Be kind. When we’re feeling stressed, anxious, overwhelmed, fearful, and depressed—all natural things to feel during a pandemic—it’s easy to take it out on the one person who is around all the time. That’s inevitable, and there will be a spat here and there. Practice seeing the good in your partner, and verbally thank them when they do something nice—like the dishes, making dinner, or giving you space. Remember that this is the person you are stuck in a bunker with, so try to see the best in them.
Forgive (a lot). Bad moods usually cycle, which means, most of the time, two people won’t be in a bad mood at the same time. If it’s your partner’s turn to be in a bad mood, take a breath—not the bait. Give your partner the space to be cranky—it’s normal and natural, and if you wait it out, it will probably pass. Hopefully your partner will do the same for you.
When your partner does something annoying, pause and think about how much it really matters. You might need to have a conversation about it, but most of these things are probably no big deal. Take a breath, go into another room, and do what you can to let it go. One strategy might be to agree to a certain day of the week where you air grievances: Write them down when they happen instead of bringing them up in the moment. By the time you get to that day, you will likely find it doesn’t matter anymore.
Space is still sexy. Couples therapist Esther Perel has written, “Eroticism requires separateness. In other words, eroticism thrives in the space between the self and the other.” It might seem like a blessing to suddenly have all the time in the world together—especially if you are a newer couple. And, in many ways, it is—but the mundaneness of life together can be hard on the energy of a relationship.
In confinement, ensure you have times when you leave each other alone. Do your work or take your hobbies into different rooms or different corners. Maintain separate interests and do separate things so you have something to talk about at the end of the day. You might like to keep a rough workday and then reconnect over dinner like you used to. Relationship researcher Carol Bruess shared one couple’s strategy in a recent article: wearing a special sweatshirt to indicate to each other they wanted to be invisible while on—a silent signal of needing space.
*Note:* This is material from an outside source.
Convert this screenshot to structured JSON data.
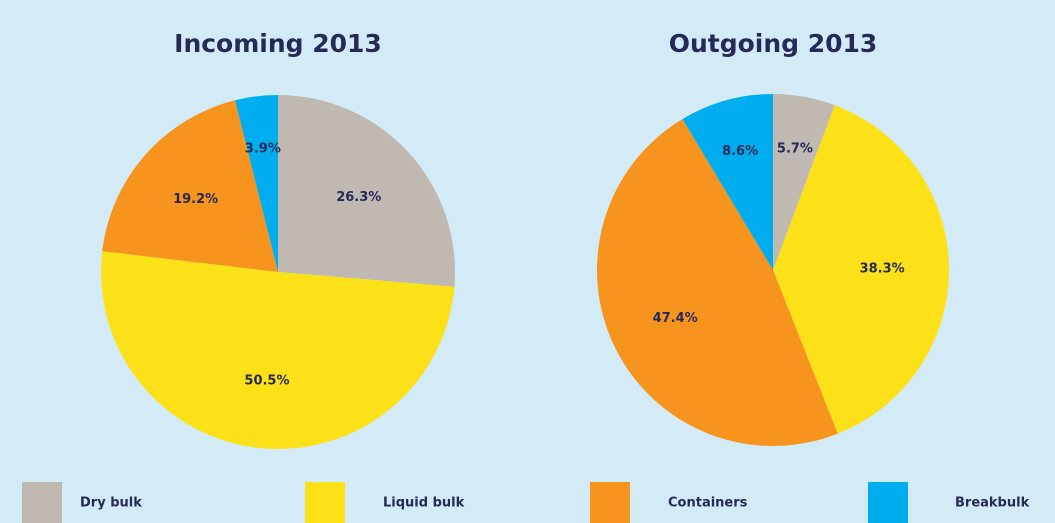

Create routines. In isolation, it can be hard to remember what day it is, let alone what time it is. Try to organize your day in some fashion, building in time apart to work or tinker with projects, and time to connect and focus on each other without screens involved. Plan at-home “dates” or special occasions and dress up for them. Make online double dates with other couples.
Above all, be gentle with yourself and your partner. Do your best—but forgive each other when you can’t. Expect a spat here and there—it’s normal. Just remember to apologize and appreciate your partner when it’s over.